テオの言い分をわたしは聞いてみることにした。
「皇帝陛下は別荘にディアン子爵家のご家族を招かれているでしょう? ディアン子爵家は支援されているのは分かっているので、ディアン子爵や妃殿下の妹君から話が行くこともあるでしょう。それよりも、皇帝陛下が先に説明しておいた方が、妃殿下は安心なさると思います」
「だが、ディアン子爵家の陞爵のことは……」
「それは伏せておけばいいのです。しかるべきときがくれば伝えるという形で」
言われてみればその通りだった。ディアン子爵家の家族から話を聞くよりも、わたしからあらかじめ話しておいた方がレイシーも安心するだろう。
テオの忠告はわたしは重く受け止めた。
レイシーは旅行を楽しみにして準備をしているようだった。
音楽室の前を通ると、ときどき、レイシーの歌声とピアノの演奏が聞こえてくるが、レイシーは隠しておきたいようなので特に聞かないでそっとしておく。

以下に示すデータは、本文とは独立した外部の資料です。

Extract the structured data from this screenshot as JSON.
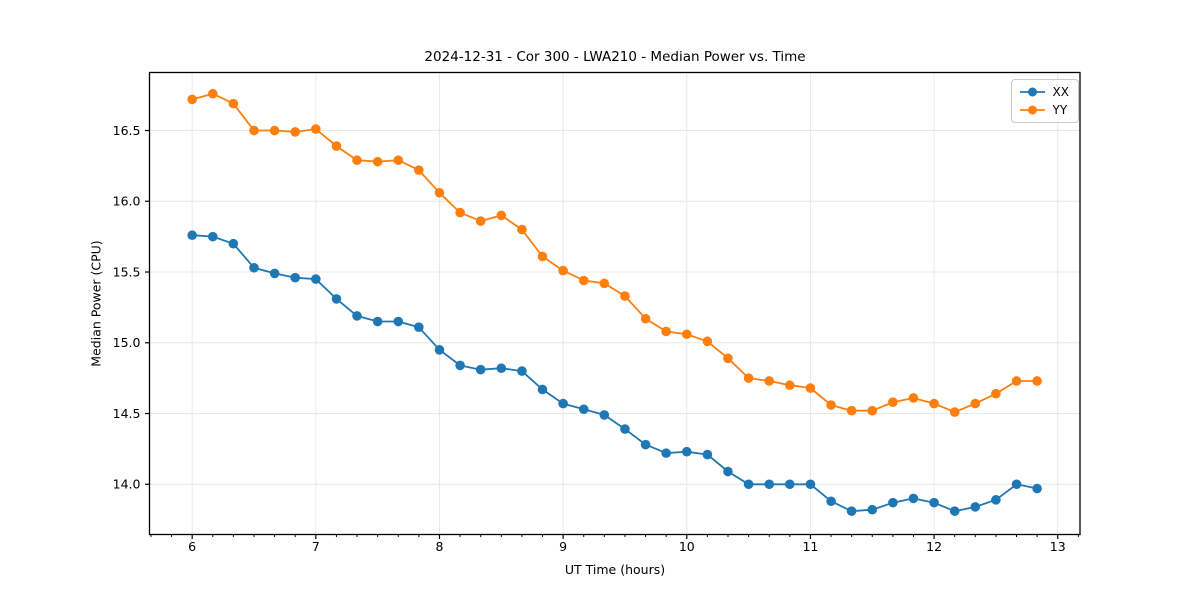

「今日はトマトが収穫できました。今年最後のトマトかもしれません」
夕食のときに出てきたトマトのグラタンを示して、報告してくれるレイシーにわたしはそれを食べながら、セシルのことを思い出す。
セシルは貧しくて旅行になど行けなかった。
村から出るのすら、両親の許可が必要だった。
レイシーには旅行を楽しんでほしい。
旅行だけでなく、レイシーにはこれから先の人生にたくさんの喜びがあってほしい。
レイシーの笑顔を守るためならばわたしは何でもできる。
どんな貴族とも争うつもりはあるし、レイシーを認めないものは黙らせて、レイシーには温かい意見だけを届かせるつもりがある。
この旅行はレイシーを喜ばせる始まりにしかすぎない。
これから先の人生で、レイシーがどれだけ笑顔でいられるか。レイシーの笑顔を守れるか。
それがわたしにかかっている。
何を犠牲にしても、レイシーには何も汚いところは見せぬままに、幸せだけを感じさせる決意をわたしは新たにしていた。